In 2010, Ivan Oransky and Adam Marcus, two longtime health journalists, began to keep a list of retracted scholarly articles as a source of story ideas for Retraction Watch, the scrappy New York City–based blog they launched that year.
They found many more retraction notices than they had time to mention on their blog, and more than had been reported elsewhere. Soon, academics and journals were asking for Oransky’s and Marcus’s data, and they decided to create a more comprehensive database.
The beta version of that database debuted in 2016 with financial support from the John D. and Catherine T. MacArthur Foundation in Chicago, Illinois, and the Laura and John Arnold Foundation in Houston, Texas. This week, Retraction Watch released a comprehensive version of the database online for public use; they have also made the entire data set available to researchers who wish to study it.
Although other organizations maintain databases that track retractions, Retraction Watch’s database includes the most, with more than 18,000 entries overall, and it covers more journals. (The National Library of Medicine’s PubMed database, in contrast, contains only about one-third that number, and includes only biomedical journals.) All the retracted papers appeared in peer-reviewed publications.
Retraction Watch staff members actively search for retraction notices instead of relying only on notices provided by journal publishers. The database may be missing some retracted papers because publishers do not always mark them well enough to be found. Retraction Watch staffers use a taxonomy they developed to record the reason for each retraction, although publishers do not always clearly or accurately report reasons for retractions.
Science performed all data analyses in consultation with Retraction Watch, using data drawn from its database on 30 August.
In analyzing the data, we made several choices:
- We excluded conference abstracts. The database records retractions of nearly 7500 conference paper abstracts, which account for about 40% of all the retractions it contains. Those abstracts and the associated papers are not representative of conventional journal articles, we believe, in part because conference papers in some fields typically receive less rigorous review than traditional journal articles do. (Authors in China wrote most of the conference abstracts retracted.

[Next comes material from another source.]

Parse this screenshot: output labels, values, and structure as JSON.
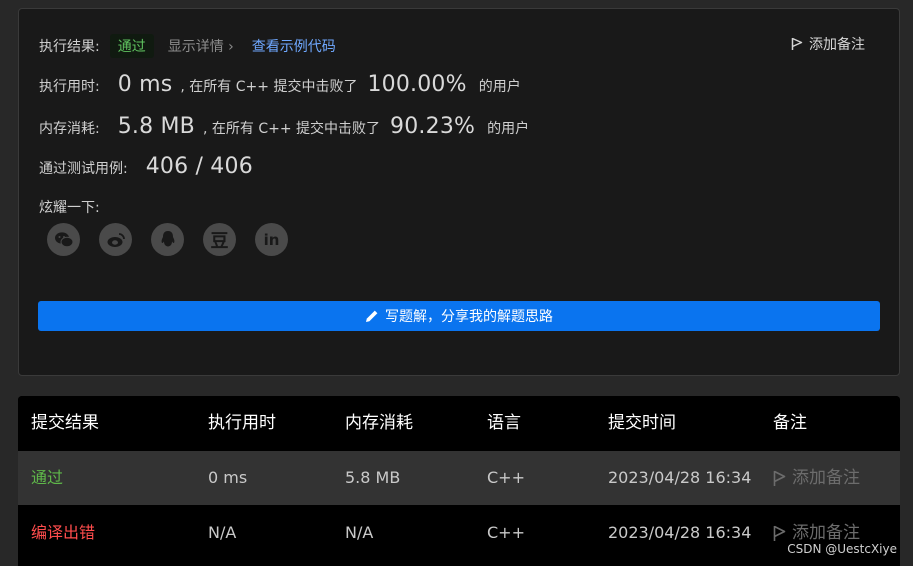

Had we included those retractions in our analyses, China would have had among the world’s highest retraction rates.)
- We counted each mention of an author or country as a separate retraction. Almost all papers have multiple authors; a minority of papers have authors in multiple countries. In each case, the paper was recorded multiple times in our analyses of retractions by country and by author.
- We omitted co-authors when ranking authors with the most retractions, if those co-authors published most of their papers with first or last authors who had more retractions overall.
- We analyzed retractions according to when the original paper was published, not the year the retraction notice appeared. Using the paper’s publication year may be more meaningful because a journal can take an arbitrarily long time to publish a retraction—sometimes many years.
- We used the total number of scientific publications reported by the National Science Foundation (NSF), according to data in the Scopus database, as the denominator in our calculations of retraction rates. The NSF's time series is not considered reliable for comparing years before 2003. The data include only English-language publication titles and abstracts.
- We grouped the reasons for retraction by broad categories so that we could report overall numbers and trends by year. Most retractions listed multiple reasons, but we assigned each retraction to a single, mutually exclusive category.
- “Fraud” contains retractions attributed to scientific fraud, as the U.S. government defines it: fabrication, falsification, or plagiarism.
- “Other misconduct”: other kinds of deliberate, unethical behavior that did not match the U.S. definition.
- “Possible misconduct”: Fraud or misconduct was implied, but not specifically characterized.
- “Reliability”: problems with reproducibility or reliability, excluding fraud and other misconduct.
- “Error”: errors, excluding the categories above.
- “Miscellaneous”: retractions that had other specific reasons, or none, and excluded the categories above.